Китолов молчит, ремня не бросает, а глаза у него так и горят. Стали мы с его сыном качаться и вертеться в лодке так, чтоб не дать ей опрокинуться, да мудрено было ее удержать. Рванул кит, опять качнуло сильнее прежнего.
– Брось, батька! – повторил сын. – Видно, неладно попало: не слабнет кит! Занесет он нас далеко, либо утопит.
Сбесился китолов, обиделся, что сын родной подумал, будто он неметко ударил, и с сердцем сказал ему:
– Молчи, трус! Только мешаешь!
Сын пуще отца сбесился. Все лицо перекривилось.
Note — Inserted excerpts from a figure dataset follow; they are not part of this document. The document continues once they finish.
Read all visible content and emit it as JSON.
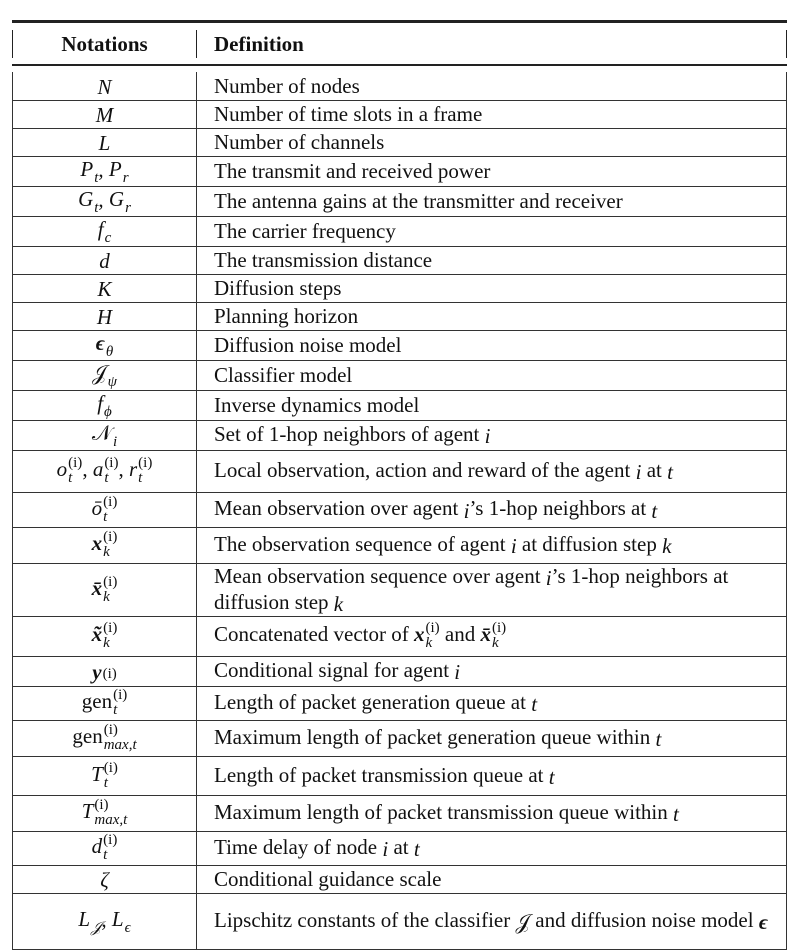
{
  "header": {
    "notations": "Notations",
    "definition": "Definition"
  },
  "rows": [
    {
      "n": [
        {
          "v": "N",
          "s": "m"
        }
      ],
      "d": [
        "Number of nodes"
      ]
    },
    {
      "n": [
        {
          "v": "M",
          "s": "m"
        }
      ],
      "d": [
        "Number of time slots in a frame"
      ]
    },
    {
      "n": [
        {
          "v": "L",
          "s": "m"
        }
      ],
      "d": [
        "Number of channels"
      ]
    },
    {
      "n": [
        {
          "v": "P",
          "s": "m",
          "sub": "t"
        },
        ", ",
        {
          "v": "P",
          "s": "m",
          "sub": "r"
        }
      ],
      "d": [
        "The transmit and received power"
      ]
    },
    {
      "n": [
        {
          "v": "G",
          "s": "m",
          "sub": "t"
        },
        ", ",
        {
          "v": "G",
          "s": "m",
          "sub": "r"
        }
      ],
      "d": [
        "The antenna gains at the transmitter and receiver"
      ]
    },
    {
      "n": [
        {
          "v": "f",
          "s": "m",
          "sub": "c"
        }
      ],
      "d": [
        "The carrier frequency"
      ]
    },
    {
      "n": [
        {
          "v": "d",
          "s": "m"
        }
      ],
      "d": [
        "The transmission distance"
      ]
    },
    {
      "n": [
        {
          "v": "K",
          "s": "m"
        }
      ],
      "d": [
        "Diffusion steps"
      ]
    },
    {
      "n": [
        {
          "v": "H",
          "s": "m"
        }
      ],
      "d": [
        "Planning horizon"
      ]
    },
    {
      "n": [
        {
          "v": "ϵ",
          "s": "bf",
          "sub": "θ"
        }
      ],
      "d": [
        "Diffusion noise model"
      ]
    },
    {
      "n": [
        {
          "v": "𝒥",
          "s": "rm",
          "sub": "ψ"
        }
      ],
      "d": [
        "Classifier model"
      ]
    },
    {
      "n": [
        {
          "v": "f",
          "s": "m",
          "sub": "ϕ"
        }
      ],
      "d": [
        "Inverse dynamics model"
      ]
    },
    {
      "n": [
        {
          "v": "𝒩",
          "s": "rm",
          "sub": "i"
        }
      ],
      "d": [
        "Set of 1-hop neighbors of agent ",
        {
          "v": "i",
          "s": "m"
        }
      ]
    },
    {
      "n": [
        {
          "v": "o",
          "s": "m",
          "sub": "t",
          "sup": "(i)"
        },
        ", ",
        {
          "v": "a",
          "s": "m",
          "sub": "t",
          "sup": "(i)"
        },
        ", ",
        {
          "v": "r",
          "s": "m",
          "sub": "t",
          "sup": "(i)"
        }
      ],
      "d": [
        "Local observation, action and reward of the agent ",
        {
          "v": "i",
          "s": "m"
        },
        " at ",
        {
          "v": "t",
          "s": "m"
        }
      ]
    },
    {
      "n": [
        {
          "v": "ō",
          "s": "m",
          "sub": "t",
          "sup": "(i)"
        }
      ],
      "d": [
        "Mean observation over agent ",
        {
          "v": "i",
          "s": "m"
        },
        "’s 1-hop neighbors at ",
        {
          "v": "t",
          "s": "m"
        }
      ]
    },
    {
      "n": [
        {
          "v": "x",
          "s": "bf",
          "sub": "k",
          "sup": "(i)"
        }
      ],
      "d": [
        "The observation sequence of agent ",
        {
          "v": "i",
          "s": "m"
        },
        " at diffusion step ",
        {
          "v": "k",
          "s": "m"
        }
      ]
    },
    {
      "n": [
        {
          "v": "x̄",
          "s": "bf",
          "sub": "k",
          "sup": "(i)"
        }
      ],
      "d": [
        "Mean observation sequence over agent ",
        {
          "v": "i",
          "s": "m"
        },
        "’s 1-hop neighbors at diffusion step ",
        {
          "v": "k",
          "s": "m"
        }
      ]
    },
    {
      "n": [
        {
          "v": "x̃",
          "s": "bf",
          "sub": "k",
          "sup": "(i)"
        }
      ],
      "d": [
        "Concatenated vector of ",
        {
          "v": "x",
          "s": "bf",
          "sub": "k",
          "sup": "(i)"
        },
        " and ",
        {
          "v": "x̄",
          "s": "bf",
          "sub": "k",
          "sup": "(i)"
        }
      ]
    },
    {
      "n": [
        {
          "v": "y",
          "s": "bf",
          "sup": "(i)"
        }
      ],
      "d": [
        "Conditional signal for agent ",
        {
          "v": "i",
          "s": "m"
        }
      ]
    },
    {
      "n": [
        {
          "v": "gen",
          "s": "rm",
          "sub": "t",
          "sup": "(i)"
        }
      ],
      "d": [
        "Length of packet generation queue at ",
        {
          "v": "t",
          "s": "m"
        }
      ]
    },
    {
      "n": [
        {
          "v": "gen",
          "s": "rm",
          "sub": "max,t",
          "sup": "(i)"
        }
      ],
      "d": [
        "Maximum length of packet generation queue within ",
        {
          "v": "t",
          "s": "m"
        }
      ]
    },
    {
      "n": [
        {
          "v": "T",
          "s": "m",
          "sub": "t",
          "sup": "(i)"
        }
      ],
      "d": [
        "Length of packet transmission queue at ",
        {
          "v": "t",
          "s": "m"
        }
      ]
    },
    {
      "n": [
        {
          "v": "T",
          "s": "m",
          "sub": "max,t",
          "sup": "(i)"
        }
      ],
      "d": [
        "Maximum length of packet transmission queue within ",
        {
          "v": "t",
          "s": "m"
        }
      ]
    },
    {
      "n": [
        {
          "v": "d",
          "s": "m",
          "sub": "t",
          "sup": "(i)"
        }
      ],
      "d": [
        "Time delay of node ",
        {
          "v": "i",
          "s": "m"
        },
        " at ",
        {
          "v": "t",
          "s": "m"
        }
      ]
    },
    {
      "n": [
        {
          "v": "ζ",
          "s": "m"
        }
      ],
      "d": [
        "Conditional guidance scale"
      ]
    },
    {
      "n": [
        {
          "v": "L",
          "s": "m",
          "sub": "𝒥"
        },
        ", ",
        {
          "v": "L",
          "s": "m",
          "sub": "ϵ"
        }
      ],
      "d": [
        "Lipschitz constants of the classifier ",
        {
          "v": "𝒥",
          "s": "rm"
        },
        " and diffusion noise model ",
        {
          "v": "ϵ",
          "s": "bf"
        }
      ]
    }
  ]
}
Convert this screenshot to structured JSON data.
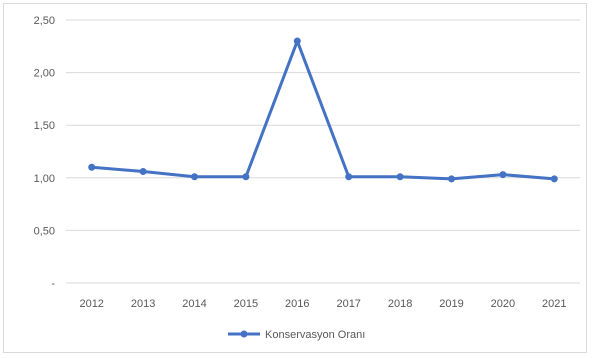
{
  "chart_data": {
    "type": "line",
    "categories": [
      "2012",
      "2013",
      "2014",
      "2015",
      "2016",
      "2017",
      "2018",
      "2019",
      "2020",
      "2021"
    ],
    "series": [
      {
        "name": "Konservasyon Oranı",
        "values": [
          1.1,
          1.06,
          1.01,
          1.01,
          2.3,
          1.01,
          1.01,
          0.99,
          1.03,
          0.99
        ],
        "color": "#4472c4"
      }
    ],
    "ylim": [
      0,
      2.5
    ],
    "yticks": [
      0,
      0.5,
      1.0,
      1.5,
      2.0,
      2.5
    ],
    "ytick_labels": [
      "-",
      "0,50",
      "1,00",
      "1,50",
      "2,00",
      "2,50"
    ],
    "grid": true,
    "legend_position": "bottom",
    "title": "",
    "xlabel": "",
    "ylabel": ""
  }
}
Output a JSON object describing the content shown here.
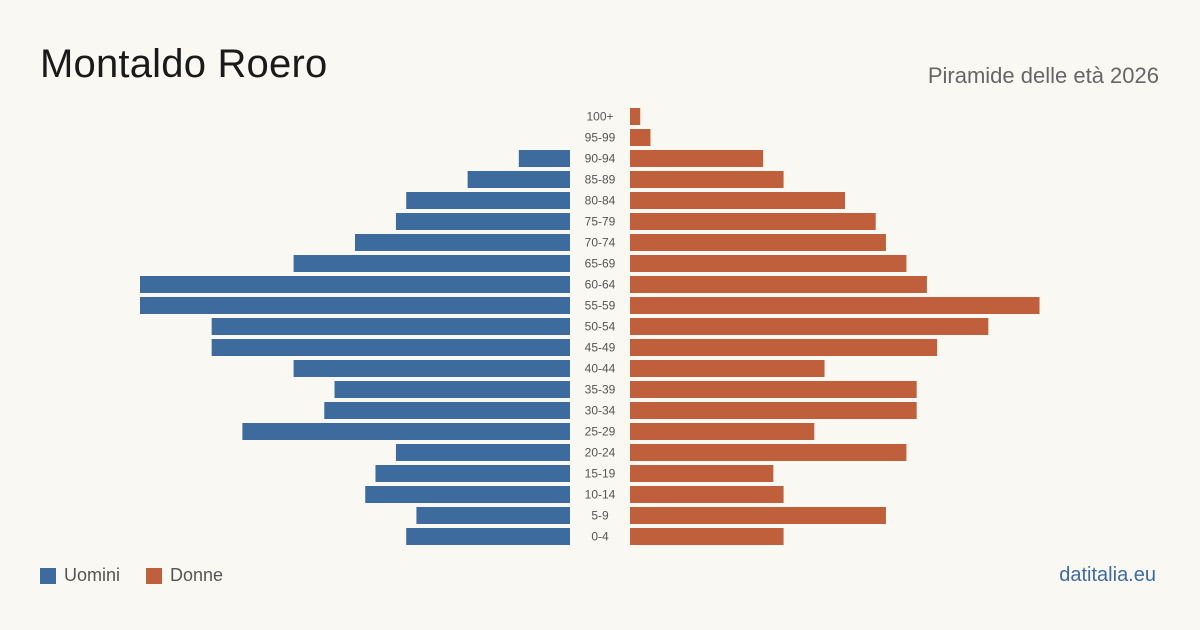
{
  "header": {
    "title": "Montaldo Roero",
    "subtitle": "Piramide delle età 2026"
  },
  "colors": {
    "men": "#3d6b9e",
    "women": "#bf5f3c",
    "background": "#faf8f3",
    "label": "#555555"
  },
  "legend": {
    "men_label": "Uomini",
    "women_label": "Donne"
  },
  "brand": "datitalia.eu",
  "chart_data": {
    "type": "bar",
    "orientation": "horizontal-pyramid",
    "title": "Montaldo Roero",
    "subtitle": "Piramide delle età 2026",
    "categories": [
      "100+",
      "95-99",
      "90-94",
      "85-89",
      "80-84",
      "75-79",
      "70-74",
      "65-69",
      "60-64",
      "55-59",
      "50-54",
      "45-49",
      "40-44",
      "35-39",
      "30-34",
      "25-29",
      "20-24",
      "15-19",
      "10-14",
      "5-9",
      "0-4"
    ],
    "series": [
      {
        "name": "Uomini",
        "side": "left",
        "values": [
          0,
          0,
          5,
          10,
          16,
          17,
          21,
          27,
          42,
          42,
          35,
          35,
          27,
          23,
          24,
          32,
          17,
          19,
          20,
          15,
          16
        ]
      },
      {
        "name": "Donne",
        "side": "right",
        "values": [
          1,
          2,
          13,
          15,
          21,
          24,
          25,
          27,
          29,
          40,
          35,
          30,
          19,
          28,
          28,
          18,
          27,
          14,
          15,
          25,
          15
        ]
      }
    ],
    "xlim": [
      0,
      42
    ],
    "grid": false,
    "legend_position": "bottom-left"
  }
}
– Коли я трус, коли я мешаю, так прощай! – сказал он, да и бух с лодки!
– Как! Утопился?
– Да, у них жизнь нипочем, – отвечал Никита. – То и знай, режутся и топятся из пустяков. Насмотрелся я! А вот розог так пуще смерти боятся.
Вскрикнул китолов, словно безумный, покачнулся. бросил ремень и кинулся сына спасать. Я успел ухватить ремень, и кит потащил лодку прочь. Оглянулся я раза два: китолов, держа сына выше воды, плыл за мной, кричал, чтоб я бросил ремень, и остановился, подождал их.
– Что ж ты?
– Мастер был он плавать, да кит плыл шибче его, а опустить ремня я не хотел. Все больше отставал китолов с сыном и, наконец, я уж не видал их. Кит пошел тише, тише, а плыл он все к нашему берегу, так я и не пускал ремня. Вот тако-то, ребятушки, и привез меня кит, почитай, вплоть до берегу. А как ослаб он, так подплыл я к нему, полюбовался чудищем, хотел носок вытащить, да силы не хватило. Делать нечего, бросил ремень и стал держать к берегу. А вышедши на берег, помолился богу и пошел к вам.
Так кончил Никита. Не теряя времени и удобного случая, промышленники отправились при ясачной казне в Охотск, а оттуда разошлись по своим родным деревням. Иван Каменный пропал без вести.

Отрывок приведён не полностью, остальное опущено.